Justin cross-examined.

“You say, Miss Hempflet, that the defendant was going down and shopping for this woman, buying her clothes. In your knowledge, did he buy her anything else?”

Anita Hempflet sniggered. “Say so! Guess she must of been feeble minded. I asked around and found out he bought a blackboard and chalk and some kids’ books.”

“Did you make any attempt to find out where this woman came from, this woman who was staying with Mr. Maloney?”

“Should say I did! I know for sure that she didn’t come in on the train or Dave Wattle would’ve seen her. If she’d come by bus, Myrtle Gisco would have known it. Johnny Farness didn’t drive her in from the airport. I figure that any woman who’d live openly with a man like Maloney must have hitchhiked into town. She didn’t come any other way.”

“That’s all, thank you,” Justin Marks said.

Maloney sighed. He couldn’t understand why Justin was looking so worried. Everything was going fine. According to plan. He saw the black looks the jury was giving him, but he wasn’t worried. Why, as soon as they found out what had actually happened, they’d be all for him. Justin Marks seemed to be sweating.

He came back to the table and whispered to Bill, “How about temporary insanity?”

“I guess it’s okay if you like that sort of thing.”

“No. I mean as a plea!”

Maloney stared at him. “Justy, old boy. Are you nuts? All we have to do is tell the truth.”

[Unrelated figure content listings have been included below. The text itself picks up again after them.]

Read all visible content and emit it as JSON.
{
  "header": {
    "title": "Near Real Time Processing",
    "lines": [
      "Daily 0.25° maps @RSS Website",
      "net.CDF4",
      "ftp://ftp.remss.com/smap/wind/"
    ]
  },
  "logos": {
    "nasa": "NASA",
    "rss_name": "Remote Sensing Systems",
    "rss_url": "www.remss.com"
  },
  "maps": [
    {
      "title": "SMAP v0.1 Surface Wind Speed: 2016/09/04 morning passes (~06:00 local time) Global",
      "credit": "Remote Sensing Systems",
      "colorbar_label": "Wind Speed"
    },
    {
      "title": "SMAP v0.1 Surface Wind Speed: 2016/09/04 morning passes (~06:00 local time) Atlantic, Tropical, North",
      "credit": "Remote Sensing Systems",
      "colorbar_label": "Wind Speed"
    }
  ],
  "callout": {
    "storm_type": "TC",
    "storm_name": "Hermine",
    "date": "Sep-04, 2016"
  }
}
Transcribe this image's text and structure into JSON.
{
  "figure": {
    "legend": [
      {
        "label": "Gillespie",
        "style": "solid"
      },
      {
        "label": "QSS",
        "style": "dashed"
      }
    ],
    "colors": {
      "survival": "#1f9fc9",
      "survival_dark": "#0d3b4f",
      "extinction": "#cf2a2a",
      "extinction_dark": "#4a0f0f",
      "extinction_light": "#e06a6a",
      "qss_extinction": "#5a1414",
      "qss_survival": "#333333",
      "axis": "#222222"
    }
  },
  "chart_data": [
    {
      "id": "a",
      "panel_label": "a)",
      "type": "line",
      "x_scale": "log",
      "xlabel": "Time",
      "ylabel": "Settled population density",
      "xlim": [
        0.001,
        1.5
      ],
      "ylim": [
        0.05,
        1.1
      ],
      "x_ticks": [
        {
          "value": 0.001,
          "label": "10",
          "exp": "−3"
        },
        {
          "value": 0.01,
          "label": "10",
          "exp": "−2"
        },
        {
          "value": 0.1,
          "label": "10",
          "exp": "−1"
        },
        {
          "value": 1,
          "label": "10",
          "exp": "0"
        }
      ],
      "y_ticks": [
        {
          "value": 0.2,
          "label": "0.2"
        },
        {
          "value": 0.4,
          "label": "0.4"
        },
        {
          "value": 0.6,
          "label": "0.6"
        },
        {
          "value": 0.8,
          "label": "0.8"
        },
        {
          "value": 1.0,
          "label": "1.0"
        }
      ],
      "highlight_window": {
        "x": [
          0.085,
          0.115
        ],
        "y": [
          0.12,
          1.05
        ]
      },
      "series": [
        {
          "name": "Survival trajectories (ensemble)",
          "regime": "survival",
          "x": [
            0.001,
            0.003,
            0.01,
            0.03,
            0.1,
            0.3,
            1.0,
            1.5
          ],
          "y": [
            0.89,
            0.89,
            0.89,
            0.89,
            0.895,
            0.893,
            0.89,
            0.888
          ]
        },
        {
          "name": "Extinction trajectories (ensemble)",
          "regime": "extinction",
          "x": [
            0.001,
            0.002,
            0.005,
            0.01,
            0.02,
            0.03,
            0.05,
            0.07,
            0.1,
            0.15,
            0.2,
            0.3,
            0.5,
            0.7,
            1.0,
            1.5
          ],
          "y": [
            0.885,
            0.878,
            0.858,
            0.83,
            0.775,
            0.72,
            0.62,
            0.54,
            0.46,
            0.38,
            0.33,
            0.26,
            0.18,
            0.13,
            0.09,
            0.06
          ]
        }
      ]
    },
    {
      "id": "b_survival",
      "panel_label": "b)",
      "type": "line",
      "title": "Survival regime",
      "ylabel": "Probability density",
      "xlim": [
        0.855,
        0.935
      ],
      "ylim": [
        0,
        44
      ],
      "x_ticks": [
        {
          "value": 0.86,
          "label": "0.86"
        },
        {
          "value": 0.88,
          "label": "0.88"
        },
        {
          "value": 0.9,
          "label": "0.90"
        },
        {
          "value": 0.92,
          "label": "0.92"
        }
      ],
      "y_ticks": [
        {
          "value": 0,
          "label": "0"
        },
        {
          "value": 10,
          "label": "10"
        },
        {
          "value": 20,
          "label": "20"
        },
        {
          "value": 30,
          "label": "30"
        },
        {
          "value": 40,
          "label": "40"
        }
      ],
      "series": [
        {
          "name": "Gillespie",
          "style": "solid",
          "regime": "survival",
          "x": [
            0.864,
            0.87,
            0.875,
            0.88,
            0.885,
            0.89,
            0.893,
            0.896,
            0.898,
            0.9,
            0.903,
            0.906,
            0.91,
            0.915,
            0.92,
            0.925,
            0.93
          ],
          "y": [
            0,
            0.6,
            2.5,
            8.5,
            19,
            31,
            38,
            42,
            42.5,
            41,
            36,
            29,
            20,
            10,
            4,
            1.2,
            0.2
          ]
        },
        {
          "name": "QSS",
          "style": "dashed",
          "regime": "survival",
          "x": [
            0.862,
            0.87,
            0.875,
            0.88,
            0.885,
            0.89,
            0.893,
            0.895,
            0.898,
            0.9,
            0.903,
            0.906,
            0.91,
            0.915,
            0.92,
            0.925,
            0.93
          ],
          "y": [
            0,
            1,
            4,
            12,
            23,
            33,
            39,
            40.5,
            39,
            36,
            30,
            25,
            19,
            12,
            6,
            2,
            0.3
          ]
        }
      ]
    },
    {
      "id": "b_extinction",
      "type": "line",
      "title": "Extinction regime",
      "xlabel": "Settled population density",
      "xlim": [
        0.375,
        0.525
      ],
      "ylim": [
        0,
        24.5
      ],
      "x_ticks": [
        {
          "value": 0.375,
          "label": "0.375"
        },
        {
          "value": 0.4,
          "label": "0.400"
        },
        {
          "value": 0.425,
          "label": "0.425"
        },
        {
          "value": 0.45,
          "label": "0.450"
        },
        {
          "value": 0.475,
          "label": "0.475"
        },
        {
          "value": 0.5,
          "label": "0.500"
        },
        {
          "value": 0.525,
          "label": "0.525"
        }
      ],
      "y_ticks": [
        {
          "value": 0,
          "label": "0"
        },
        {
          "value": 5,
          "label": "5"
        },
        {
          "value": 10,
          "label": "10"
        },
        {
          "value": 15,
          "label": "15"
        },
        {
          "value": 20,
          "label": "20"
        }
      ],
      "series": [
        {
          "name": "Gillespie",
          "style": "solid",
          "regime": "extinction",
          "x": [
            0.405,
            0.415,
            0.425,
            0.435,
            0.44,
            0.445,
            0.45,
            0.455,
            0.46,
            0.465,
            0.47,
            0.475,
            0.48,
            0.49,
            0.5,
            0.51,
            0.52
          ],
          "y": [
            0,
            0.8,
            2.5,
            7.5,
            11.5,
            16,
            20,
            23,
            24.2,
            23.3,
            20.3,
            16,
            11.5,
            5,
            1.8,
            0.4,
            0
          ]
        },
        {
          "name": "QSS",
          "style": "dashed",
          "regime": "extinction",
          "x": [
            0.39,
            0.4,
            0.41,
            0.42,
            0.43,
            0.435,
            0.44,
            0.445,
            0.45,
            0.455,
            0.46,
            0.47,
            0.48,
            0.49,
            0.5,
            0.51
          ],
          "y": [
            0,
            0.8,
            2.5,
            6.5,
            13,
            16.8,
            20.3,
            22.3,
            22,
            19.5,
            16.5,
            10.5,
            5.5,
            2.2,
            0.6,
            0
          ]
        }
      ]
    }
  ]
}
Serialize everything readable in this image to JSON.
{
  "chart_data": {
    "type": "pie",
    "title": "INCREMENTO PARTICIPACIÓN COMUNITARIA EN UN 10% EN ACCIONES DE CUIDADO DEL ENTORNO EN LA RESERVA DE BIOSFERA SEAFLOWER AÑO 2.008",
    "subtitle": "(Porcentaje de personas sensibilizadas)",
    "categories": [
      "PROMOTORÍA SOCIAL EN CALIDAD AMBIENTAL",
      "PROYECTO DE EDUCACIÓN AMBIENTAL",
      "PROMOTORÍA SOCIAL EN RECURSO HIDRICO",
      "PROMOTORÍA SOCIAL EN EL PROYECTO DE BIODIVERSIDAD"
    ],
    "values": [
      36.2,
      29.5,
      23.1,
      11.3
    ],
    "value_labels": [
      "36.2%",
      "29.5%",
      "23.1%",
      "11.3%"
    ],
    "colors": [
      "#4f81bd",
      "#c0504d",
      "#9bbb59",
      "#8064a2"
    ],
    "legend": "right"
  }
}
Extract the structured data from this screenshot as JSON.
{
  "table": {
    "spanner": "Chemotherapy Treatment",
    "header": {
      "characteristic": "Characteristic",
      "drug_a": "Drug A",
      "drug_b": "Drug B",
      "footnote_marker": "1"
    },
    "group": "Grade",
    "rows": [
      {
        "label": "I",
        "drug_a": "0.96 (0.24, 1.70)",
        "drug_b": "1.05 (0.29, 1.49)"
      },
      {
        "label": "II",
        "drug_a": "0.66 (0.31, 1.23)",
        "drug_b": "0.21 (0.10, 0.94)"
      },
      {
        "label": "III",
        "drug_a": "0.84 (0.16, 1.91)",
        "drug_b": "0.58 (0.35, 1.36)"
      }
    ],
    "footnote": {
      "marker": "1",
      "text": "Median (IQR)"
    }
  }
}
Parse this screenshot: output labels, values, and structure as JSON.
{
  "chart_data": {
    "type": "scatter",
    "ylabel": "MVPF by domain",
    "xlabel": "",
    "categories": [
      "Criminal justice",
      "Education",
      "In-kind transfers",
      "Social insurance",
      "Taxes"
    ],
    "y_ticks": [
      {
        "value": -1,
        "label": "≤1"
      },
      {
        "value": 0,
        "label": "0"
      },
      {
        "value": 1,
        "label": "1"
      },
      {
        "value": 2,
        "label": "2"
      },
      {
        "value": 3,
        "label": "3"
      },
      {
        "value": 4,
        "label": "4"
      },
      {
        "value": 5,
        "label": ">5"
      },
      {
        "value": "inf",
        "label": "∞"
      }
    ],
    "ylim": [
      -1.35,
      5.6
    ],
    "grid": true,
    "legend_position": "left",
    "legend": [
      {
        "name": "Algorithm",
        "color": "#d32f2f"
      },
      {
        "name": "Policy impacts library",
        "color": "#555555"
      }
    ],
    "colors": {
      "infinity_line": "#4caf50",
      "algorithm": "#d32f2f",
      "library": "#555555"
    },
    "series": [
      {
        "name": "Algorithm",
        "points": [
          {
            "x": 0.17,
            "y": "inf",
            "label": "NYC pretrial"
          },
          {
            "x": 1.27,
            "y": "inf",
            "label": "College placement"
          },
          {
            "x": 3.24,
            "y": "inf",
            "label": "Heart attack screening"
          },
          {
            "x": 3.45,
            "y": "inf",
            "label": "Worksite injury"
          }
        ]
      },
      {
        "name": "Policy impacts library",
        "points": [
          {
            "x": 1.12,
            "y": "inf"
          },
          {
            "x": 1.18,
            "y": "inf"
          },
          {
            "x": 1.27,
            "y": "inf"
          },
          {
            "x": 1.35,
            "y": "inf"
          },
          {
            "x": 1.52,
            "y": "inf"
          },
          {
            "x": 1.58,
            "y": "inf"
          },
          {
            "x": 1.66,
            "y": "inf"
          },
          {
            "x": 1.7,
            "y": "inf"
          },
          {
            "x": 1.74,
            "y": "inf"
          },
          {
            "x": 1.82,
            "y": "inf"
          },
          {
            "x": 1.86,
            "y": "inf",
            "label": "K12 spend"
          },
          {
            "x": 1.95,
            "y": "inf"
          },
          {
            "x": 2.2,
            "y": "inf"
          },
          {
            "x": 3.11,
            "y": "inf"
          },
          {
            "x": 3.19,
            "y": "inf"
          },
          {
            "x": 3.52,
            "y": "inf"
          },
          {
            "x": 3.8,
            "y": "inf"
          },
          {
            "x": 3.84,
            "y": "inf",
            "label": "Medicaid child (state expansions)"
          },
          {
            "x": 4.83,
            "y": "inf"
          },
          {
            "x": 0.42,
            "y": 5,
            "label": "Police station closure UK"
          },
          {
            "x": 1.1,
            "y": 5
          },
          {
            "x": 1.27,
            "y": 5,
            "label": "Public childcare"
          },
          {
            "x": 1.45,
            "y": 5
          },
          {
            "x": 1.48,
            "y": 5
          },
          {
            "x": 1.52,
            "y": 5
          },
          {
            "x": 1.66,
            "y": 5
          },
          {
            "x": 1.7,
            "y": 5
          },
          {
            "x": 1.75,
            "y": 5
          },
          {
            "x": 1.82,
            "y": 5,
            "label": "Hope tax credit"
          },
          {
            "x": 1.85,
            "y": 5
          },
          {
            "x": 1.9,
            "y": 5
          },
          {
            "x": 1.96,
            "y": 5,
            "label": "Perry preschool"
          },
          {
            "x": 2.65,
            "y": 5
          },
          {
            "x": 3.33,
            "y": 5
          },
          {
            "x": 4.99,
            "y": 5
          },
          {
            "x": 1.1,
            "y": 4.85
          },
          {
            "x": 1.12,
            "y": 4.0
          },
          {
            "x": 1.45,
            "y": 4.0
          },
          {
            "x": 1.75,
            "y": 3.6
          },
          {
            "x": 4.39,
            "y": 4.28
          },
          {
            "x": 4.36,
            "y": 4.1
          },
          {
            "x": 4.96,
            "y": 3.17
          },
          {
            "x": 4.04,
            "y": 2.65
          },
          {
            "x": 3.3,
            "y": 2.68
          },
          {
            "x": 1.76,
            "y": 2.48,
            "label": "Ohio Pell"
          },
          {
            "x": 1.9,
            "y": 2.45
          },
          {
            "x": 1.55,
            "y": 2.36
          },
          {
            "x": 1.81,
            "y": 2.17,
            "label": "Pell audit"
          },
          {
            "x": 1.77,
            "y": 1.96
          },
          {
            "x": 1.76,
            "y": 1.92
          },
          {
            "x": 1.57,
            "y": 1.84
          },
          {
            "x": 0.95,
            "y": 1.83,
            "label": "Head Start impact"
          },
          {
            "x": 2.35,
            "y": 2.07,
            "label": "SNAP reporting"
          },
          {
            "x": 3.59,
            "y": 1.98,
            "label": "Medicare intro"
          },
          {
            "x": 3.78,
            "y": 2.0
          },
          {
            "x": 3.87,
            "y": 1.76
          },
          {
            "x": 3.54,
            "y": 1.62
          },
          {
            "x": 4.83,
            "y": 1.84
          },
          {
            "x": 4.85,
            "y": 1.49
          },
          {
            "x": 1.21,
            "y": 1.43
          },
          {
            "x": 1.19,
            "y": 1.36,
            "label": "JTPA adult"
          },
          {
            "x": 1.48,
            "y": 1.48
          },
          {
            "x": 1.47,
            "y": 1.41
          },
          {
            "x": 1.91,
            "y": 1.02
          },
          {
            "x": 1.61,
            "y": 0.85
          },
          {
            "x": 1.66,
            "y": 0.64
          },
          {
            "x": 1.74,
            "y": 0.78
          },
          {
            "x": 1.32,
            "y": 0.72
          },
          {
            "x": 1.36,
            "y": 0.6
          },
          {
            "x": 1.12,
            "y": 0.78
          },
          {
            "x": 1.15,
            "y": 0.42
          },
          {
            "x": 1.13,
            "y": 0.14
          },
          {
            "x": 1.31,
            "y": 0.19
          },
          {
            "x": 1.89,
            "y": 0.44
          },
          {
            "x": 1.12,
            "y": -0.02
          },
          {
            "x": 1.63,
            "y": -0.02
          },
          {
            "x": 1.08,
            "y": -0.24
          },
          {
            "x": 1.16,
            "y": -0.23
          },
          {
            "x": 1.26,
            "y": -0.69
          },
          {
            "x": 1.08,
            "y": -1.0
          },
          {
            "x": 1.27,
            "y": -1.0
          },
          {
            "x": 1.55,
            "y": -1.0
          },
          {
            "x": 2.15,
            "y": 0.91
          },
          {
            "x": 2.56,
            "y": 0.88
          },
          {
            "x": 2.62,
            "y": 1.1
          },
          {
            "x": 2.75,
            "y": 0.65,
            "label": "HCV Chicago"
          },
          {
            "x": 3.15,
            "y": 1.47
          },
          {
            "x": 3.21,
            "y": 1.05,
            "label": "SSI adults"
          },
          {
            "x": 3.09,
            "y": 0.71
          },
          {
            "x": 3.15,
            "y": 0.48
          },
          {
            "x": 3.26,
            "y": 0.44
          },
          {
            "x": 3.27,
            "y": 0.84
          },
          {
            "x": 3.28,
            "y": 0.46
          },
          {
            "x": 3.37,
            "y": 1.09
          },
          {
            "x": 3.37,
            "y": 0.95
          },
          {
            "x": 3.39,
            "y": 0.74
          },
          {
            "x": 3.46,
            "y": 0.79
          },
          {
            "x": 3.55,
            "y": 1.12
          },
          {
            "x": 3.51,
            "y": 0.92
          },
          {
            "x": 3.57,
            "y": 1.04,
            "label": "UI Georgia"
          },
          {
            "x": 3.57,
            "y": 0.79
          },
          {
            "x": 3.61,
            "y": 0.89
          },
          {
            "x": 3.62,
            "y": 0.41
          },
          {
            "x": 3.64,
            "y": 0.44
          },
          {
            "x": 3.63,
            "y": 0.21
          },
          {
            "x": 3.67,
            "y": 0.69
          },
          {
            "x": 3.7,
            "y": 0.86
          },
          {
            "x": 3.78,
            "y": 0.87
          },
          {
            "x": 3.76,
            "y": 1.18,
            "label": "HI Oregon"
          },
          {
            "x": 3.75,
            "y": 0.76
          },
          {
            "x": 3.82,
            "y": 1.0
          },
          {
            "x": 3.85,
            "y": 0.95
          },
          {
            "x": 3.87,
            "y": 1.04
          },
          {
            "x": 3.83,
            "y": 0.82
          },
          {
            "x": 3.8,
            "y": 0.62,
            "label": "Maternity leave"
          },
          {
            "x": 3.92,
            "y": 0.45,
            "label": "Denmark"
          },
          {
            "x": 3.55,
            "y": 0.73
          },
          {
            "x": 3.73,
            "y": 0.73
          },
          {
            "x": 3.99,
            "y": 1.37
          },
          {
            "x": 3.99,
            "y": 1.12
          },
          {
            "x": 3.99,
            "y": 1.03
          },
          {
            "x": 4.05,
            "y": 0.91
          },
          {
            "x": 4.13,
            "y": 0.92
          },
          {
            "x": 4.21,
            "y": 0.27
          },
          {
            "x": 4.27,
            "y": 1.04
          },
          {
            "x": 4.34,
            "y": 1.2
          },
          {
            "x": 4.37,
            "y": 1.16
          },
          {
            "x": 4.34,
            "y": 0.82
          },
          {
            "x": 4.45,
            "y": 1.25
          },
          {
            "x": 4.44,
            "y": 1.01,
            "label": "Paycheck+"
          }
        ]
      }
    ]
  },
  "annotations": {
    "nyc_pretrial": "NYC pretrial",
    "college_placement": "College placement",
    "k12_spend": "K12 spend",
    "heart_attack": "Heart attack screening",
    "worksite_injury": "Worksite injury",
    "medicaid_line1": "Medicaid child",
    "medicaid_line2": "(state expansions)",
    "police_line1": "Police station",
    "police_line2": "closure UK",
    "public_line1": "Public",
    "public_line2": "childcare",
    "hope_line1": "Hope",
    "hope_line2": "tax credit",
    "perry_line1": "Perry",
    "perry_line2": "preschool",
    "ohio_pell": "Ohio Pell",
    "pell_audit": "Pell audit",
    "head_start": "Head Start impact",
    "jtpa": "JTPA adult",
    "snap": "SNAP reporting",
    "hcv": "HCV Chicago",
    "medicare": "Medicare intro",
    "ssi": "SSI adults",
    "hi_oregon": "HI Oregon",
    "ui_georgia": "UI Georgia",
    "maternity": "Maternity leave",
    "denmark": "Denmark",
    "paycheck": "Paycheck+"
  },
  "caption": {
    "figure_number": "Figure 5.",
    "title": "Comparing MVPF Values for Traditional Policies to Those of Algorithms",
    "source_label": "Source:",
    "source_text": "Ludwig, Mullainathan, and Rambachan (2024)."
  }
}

Justin Marks rubbed his mustache with his knuckle and made a small bleating sound that acquired him a black look from the judge.

Amery Heater built his case up very cleverly and very thoroughly. In fact, the jury had Bill Maloney so definitely electrocuted that they were beginning to give him sad looks — full of pity.

It took Amery Heater two days to complete his case. When it was done, it was a solid and shining structure, every discrepancy explained — everything pinned down. Motive. Opportunity. Everything.

On the morning of the third day, the court was tense with expectancy. The defence was about to present its case. No one know what the case was, except, of course, Bill Maloney, Justin Marks, and the unworldly red-head who called herself Rejapachalandakeena. Bill called her Keena. She hadn’t appeared in court.

Justin Marks stood up and said to the hushed court, “Your Honor. Rather than summarize my defence at this point, I would like to put William Maloney on the stand first and let him tell the story in his own words.”

The court buzzed. Putting Maloney on the stand would give Amery Heater a chance to cross-examine. Heater would rip Maloney to tiny shreds. The audience licked its collective chops.

“Your name?”

“William Maloney, 12 Braydon Road.”

“And your occupation?”

“Tinkering. Research, if you want a fancy name.”

“Where do you get your income?”

“I’ve got a few gimmicks patented. The royalties come in.”

“Please tell the court all you know about this crime of which you are accused. Start at the beginning, please.”

Bill Maloney shoved the blonde hair back off his forehead with a square, mechanic’s hand and smiled cheerfully at the jury. Some of them, before they realized it, had smiled back. They felt the smiles on their lips and sobered instantly. It wasn’t good form to smile at a vicious murderer.